Picture a modern-day renaissance woman: She’s an actor who embodied a bold character for years on a beloved cult TV show, a child star who somehow managed to grow up untainted by Hollywood’s circus culture, a gifted artist who’s been sketching deranged ink portraits of Donald Trump long before he took office, a smoky-voiced alto who once performed at New Orleans’ legendary Jazzfest, and an Arab-American activist who came out as bisexual and marched in the Women’s March last winter.
“There were three different wigs I had to wear and complete different character changes, which was super cool.
With the help of her friends, a gaggle of painfully spot-on millennial stereotypes, the first season ends with one of the most well-executed twists this side of — one that does irreversible psychological damage to Dory and her friends while questioning the very nature of why we’re drawn to other people’s tragedies in the social media age.
It’s refreshing to watch Shawkat in a starring role as a doormat, all wide eyes and non-confrontational mumbling, as Dory works to contain the shockwaves of what can only be classified as a huge mistake. ’”) and another was “an old Jewish mother kind of voice.” Imagine what could have been!

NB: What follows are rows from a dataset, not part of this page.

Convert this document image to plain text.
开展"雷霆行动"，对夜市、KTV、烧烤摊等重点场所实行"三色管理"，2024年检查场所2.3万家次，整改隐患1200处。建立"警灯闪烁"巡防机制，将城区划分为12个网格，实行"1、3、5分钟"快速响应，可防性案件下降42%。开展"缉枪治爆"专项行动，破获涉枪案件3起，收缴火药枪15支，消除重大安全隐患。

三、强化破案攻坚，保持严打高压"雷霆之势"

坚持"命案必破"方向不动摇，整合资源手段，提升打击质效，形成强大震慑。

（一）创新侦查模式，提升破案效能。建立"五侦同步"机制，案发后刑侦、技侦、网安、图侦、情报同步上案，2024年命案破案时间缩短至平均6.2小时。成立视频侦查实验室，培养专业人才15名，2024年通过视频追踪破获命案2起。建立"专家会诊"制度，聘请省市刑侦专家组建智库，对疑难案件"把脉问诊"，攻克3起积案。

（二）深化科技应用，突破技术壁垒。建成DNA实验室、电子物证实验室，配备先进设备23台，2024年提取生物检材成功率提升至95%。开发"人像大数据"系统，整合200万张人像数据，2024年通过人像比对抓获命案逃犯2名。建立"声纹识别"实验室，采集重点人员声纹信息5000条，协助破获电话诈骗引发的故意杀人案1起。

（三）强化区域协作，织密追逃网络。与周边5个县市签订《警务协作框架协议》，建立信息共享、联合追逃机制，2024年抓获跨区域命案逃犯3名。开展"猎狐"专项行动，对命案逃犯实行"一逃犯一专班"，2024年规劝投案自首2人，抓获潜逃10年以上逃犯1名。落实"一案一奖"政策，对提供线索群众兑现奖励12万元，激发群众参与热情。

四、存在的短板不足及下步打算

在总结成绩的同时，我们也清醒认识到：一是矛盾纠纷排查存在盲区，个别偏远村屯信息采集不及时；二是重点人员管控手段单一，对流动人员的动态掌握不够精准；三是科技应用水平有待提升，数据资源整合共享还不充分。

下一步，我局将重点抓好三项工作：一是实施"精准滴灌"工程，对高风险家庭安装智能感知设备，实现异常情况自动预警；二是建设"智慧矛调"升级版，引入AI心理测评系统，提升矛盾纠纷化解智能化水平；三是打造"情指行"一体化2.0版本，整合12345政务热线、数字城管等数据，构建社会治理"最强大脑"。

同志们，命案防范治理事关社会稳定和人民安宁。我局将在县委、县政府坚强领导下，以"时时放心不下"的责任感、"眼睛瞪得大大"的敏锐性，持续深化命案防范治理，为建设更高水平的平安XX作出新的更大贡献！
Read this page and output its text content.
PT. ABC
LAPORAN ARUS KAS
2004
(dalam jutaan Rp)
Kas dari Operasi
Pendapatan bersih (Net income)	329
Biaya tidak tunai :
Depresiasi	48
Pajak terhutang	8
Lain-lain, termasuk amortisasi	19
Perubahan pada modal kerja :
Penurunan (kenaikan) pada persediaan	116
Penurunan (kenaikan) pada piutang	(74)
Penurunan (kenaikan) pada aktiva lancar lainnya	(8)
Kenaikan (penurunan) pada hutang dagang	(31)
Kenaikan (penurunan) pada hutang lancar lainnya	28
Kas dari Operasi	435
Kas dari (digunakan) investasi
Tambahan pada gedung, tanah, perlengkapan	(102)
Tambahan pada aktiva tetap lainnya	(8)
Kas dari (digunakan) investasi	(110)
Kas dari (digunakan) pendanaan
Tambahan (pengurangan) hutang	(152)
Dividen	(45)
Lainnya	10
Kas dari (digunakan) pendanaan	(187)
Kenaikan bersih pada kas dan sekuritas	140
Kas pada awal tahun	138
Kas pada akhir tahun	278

At Shawkat’s suggestion, the warm sounds of 1950s jazz harpist Dorothy Ashby waft through the speakers in Bustle's photo studio — lately she’s been toggling between relaxing jazz music like this and upbeat rap from someone in A$AP Mob — and it’s easy to see how her sense of ease in new environments (never mind her quiet confidence in grabbing the aux cord) often gets her cast as characters who are self-assured scene-stealers.
at age 13, Shawkat, who is now 28, has carved out a niche for herself in playing the types of characters “that have a good head on their shoulders but are sassy and not the hot girl,” as she puts it.
It also will have an inevitable political bent — after all, Season 4 turned out to be quite prescient in its chronicling of the Bluth's efforts to build a border wall.